Старик на мгновенье прикоснулся большим пальцем правой руки к сканеру и ушёл прочь из кабинета с огромным осадком на душе. Теперь поползёт молва по поселению, что Трэвис убийца. Что у них там произошло с Эдвином, не ясно. Пойти к его отцу Марксонз не смог бы, ведь сразу представил, как тот забивает до смерти его сына на самосуде в камере для убийства.

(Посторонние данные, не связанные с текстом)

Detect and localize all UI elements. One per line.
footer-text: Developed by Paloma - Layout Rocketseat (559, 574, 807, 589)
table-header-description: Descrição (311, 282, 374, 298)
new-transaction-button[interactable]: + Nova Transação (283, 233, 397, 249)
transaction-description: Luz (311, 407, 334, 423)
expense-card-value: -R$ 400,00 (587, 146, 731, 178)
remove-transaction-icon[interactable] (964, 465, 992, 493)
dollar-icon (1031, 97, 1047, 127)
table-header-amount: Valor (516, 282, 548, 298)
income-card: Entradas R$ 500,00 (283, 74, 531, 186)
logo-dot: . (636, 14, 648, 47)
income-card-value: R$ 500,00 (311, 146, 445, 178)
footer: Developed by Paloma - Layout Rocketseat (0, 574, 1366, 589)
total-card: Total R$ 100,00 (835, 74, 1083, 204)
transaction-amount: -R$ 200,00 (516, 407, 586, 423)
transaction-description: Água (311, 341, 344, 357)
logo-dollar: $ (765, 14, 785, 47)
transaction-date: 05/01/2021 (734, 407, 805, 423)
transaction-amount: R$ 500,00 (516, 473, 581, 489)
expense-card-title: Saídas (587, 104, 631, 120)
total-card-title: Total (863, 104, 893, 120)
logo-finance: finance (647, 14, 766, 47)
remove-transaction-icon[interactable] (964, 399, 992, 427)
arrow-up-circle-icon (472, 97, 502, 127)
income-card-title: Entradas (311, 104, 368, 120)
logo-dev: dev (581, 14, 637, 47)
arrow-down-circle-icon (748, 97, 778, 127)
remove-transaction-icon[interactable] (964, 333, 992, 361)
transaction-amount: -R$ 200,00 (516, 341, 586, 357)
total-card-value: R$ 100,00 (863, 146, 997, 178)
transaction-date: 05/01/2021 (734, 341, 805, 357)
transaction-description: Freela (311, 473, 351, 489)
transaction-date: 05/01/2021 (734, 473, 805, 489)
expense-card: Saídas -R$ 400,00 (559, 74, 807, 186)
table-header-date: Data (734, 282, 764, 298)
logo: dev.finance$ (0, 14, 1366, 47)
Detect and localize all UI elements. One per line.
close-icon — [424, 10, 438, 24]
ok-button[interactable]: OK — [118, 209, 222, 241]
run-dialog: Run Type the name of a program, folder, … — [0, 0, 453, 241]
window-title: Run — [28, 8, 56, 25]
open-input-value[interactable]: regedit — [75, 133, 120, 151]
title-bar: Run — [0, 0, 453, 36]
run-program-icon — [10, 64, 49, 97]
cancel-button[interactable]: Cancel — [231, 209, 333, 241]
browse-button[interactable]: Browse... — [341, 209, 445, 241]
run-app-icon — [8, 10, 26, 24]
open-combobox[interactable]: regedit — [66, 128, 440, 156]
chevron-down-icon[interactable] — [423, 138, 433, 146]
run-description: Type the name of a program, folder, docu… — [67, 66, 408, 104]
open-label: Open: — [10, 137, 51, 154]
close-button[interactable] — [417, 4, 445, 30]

Мысли поползли теми мерзкими длинными змеями из Вьетнама, которых показывали ещё в детстве когда-то на школьном экране в одном из фильмов про войну. «И ни слова о пропавшем траке, надо же… Вот те на…» — Недоумевал старик, сплюнув на пол коридора он заворчал вслух:

— Привезли сюда, и не вернули на место, у полиции точно мозги навыворот. И кто их туда только набирает?

Поймав попутный трак домой, Марксонз старший решил непременно сразу же лечь спать, чтобы перезагрузить этот ужасный день. А после, проснувшись ещё раз смыть с себя эти ужасные эмоции в душе под жёсткими струями горячей воды. «Страшно жить, когда нет выхода, и некуда убежать. Когда полностью зависим от всего своего диктаторского окружения, что в свою очередь называет тебя и каждого вокруг псевдо свободным. Эта безысходность как чёртова паутина, ловушка общества, их этой доминирующей корпорации…» — Размышлял старик, — «ловушка, созданная прошлыми поколениями, которые умудрились расхлебать и расплавить планету в считанные годы своими заводами и жирным мясом. Да, день с себя смыть то можно, но травма в сознании останется навсегда. Порой кажется, что даже этот снег, что повсюду вокруг — кричит от боли, а от этой каждой снежинки прямо веет смертью. Ведь трупы сжигают в коптильной капсуле, а седой пепел развеивают над бескрайней белой пеленой, что смешивается потом там в коктейль досады. И Эдвин ещё недавно был, а сегодня уже полиция утверждает, что его нет, и Трэвиса рядом нет. И жены нет. Так назовите хоть пару причин, чтобы искать во всём оставшемся смысл…» — Ещё долго сидел старик на кухне в одиночестве, прикрывая глаза грубыми и сухими ладонями.